Rundown of a Fundraising Feasibility Study

An important step in planning a capital campaign or endowment campaign is to undertake a fundraising feasibility study.

Understand how campaign feasibility plans work

Nonprofit organizations planning to conduct a capital should plan to commission a fundraising feasibility study – also known as pre-campaign planning study. This study will help confirm or adjust fundraising goals, campaign timing and necessary resources. It will also help identify potential donors and volunteer leaders, organizational issues and an effective case for support.

“There are three absolute … prerequisites to planning a campaign including: a compelling case/cause that will attract support; a donor constituency that is ready to support a campaign; and, most importantly, leadership commitment right from the start,” says Betty Ann Copley Harris, FAHP, in The Fundraising Feasibility Study: It’s Not About the Money (2007).

Fundraising Feasibility Study Timing

A feasibility study should be conducted six to nine months before the planned start of the campaign.
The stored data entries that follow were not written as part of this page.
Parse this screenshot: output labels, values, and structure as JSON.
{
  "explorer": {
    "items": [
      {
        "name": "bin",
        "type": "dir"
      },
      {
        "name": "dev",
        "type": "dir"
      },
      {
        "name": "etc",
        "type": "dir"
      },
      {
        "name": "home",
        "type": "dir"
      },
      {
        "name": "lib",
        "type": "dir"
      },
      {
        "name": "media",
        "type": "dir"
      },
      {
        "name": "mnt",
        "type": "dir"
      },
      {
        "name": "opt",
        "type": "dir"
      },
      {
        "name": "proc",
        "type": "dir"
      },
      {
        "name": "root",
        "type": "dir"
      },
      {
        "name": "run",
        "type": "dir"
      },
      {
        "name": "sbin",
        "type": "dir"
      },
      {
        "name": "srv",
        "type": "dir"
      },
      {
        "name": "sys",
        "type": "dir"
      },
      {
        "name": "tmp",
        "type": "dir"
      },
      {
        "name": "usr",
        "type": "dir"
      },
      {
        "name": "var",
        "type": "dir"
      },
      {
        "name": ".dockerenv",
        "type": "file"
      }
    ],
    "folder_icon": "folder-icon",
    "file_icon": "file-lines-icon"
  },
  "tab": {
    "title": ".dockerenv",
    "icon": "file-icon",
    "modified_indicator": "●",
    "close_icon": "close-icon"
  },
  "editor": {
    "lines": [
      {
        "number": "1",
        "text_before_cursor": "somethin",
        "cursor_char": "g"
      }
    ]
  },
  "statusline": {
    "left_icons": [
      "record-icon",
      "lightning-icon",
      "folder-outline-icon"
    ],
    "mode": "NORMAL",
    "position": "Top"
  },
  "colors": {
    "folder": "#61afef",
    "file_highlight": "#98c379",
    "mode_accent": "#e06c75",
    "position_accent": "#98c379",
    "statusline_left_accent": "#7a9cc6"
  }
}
Studies generally take at least two months to complete and could last even longer.

The organization’s board should be asked for final approval of the campaign after the feasibility study has been conducted and adjustments to goals, objectives and timeline have been made based on the findings of the study.

Steps in a Campaign Feasibility Study

Most campaign feasibility studies follow a similar plan:

  • The campaign planner – usually a consultant – reviews the organization’s internal readiness to conduct a successful fundraiser campaign. This includes conducting interviews with staff members, board members and select volunteers and an analysis of the fundraising infrastructure.
  • The nonprofit supplies a list of potential interviewees to the campaign planner. The list includes current major donors, major donor prospects, potential campaign leaders and other key community and organizational stakeholders. The nonprofit sends a request to all potential interviewees asking for their cooperation.
  • The campaign planner conducts confidential one-on-one interviews with interviewees. While this is the most effective method to collect information from stakeholders, focus groups and written surveys may also be used.
  • The campaign planner reviews information from internal and external analyses and prepares a final recommendation report.

What to Expect in the Fundraising Feasibility Study Final Report

Ultimately, the completed feasibility study makes a recommendation to the organization about how to proceed with the campaign. The recommendation may be to proceed with the campaign at the original dollar goal; to proceed with the campaign, but adjust the goal number; to postpone the campaign until important issues have been addressed or timing is better; or to not do the campaign at all.

The feasibility study final report should also provide the organization with an understanding of the study’s process – including who was interviewed and how the interviews were conducted.

The final report should also include findings about the way study participants feel about the proposed project/program, perceptions about the organization and external factors such as other community projects being undertaken.

Nonprofits should use the feasibility study to understand not only whether enough donors exist to make a campaign successful, but also how committed stakeholders are to the organization and whether the nonprofit has the infrastructure to support the campaign’s activities.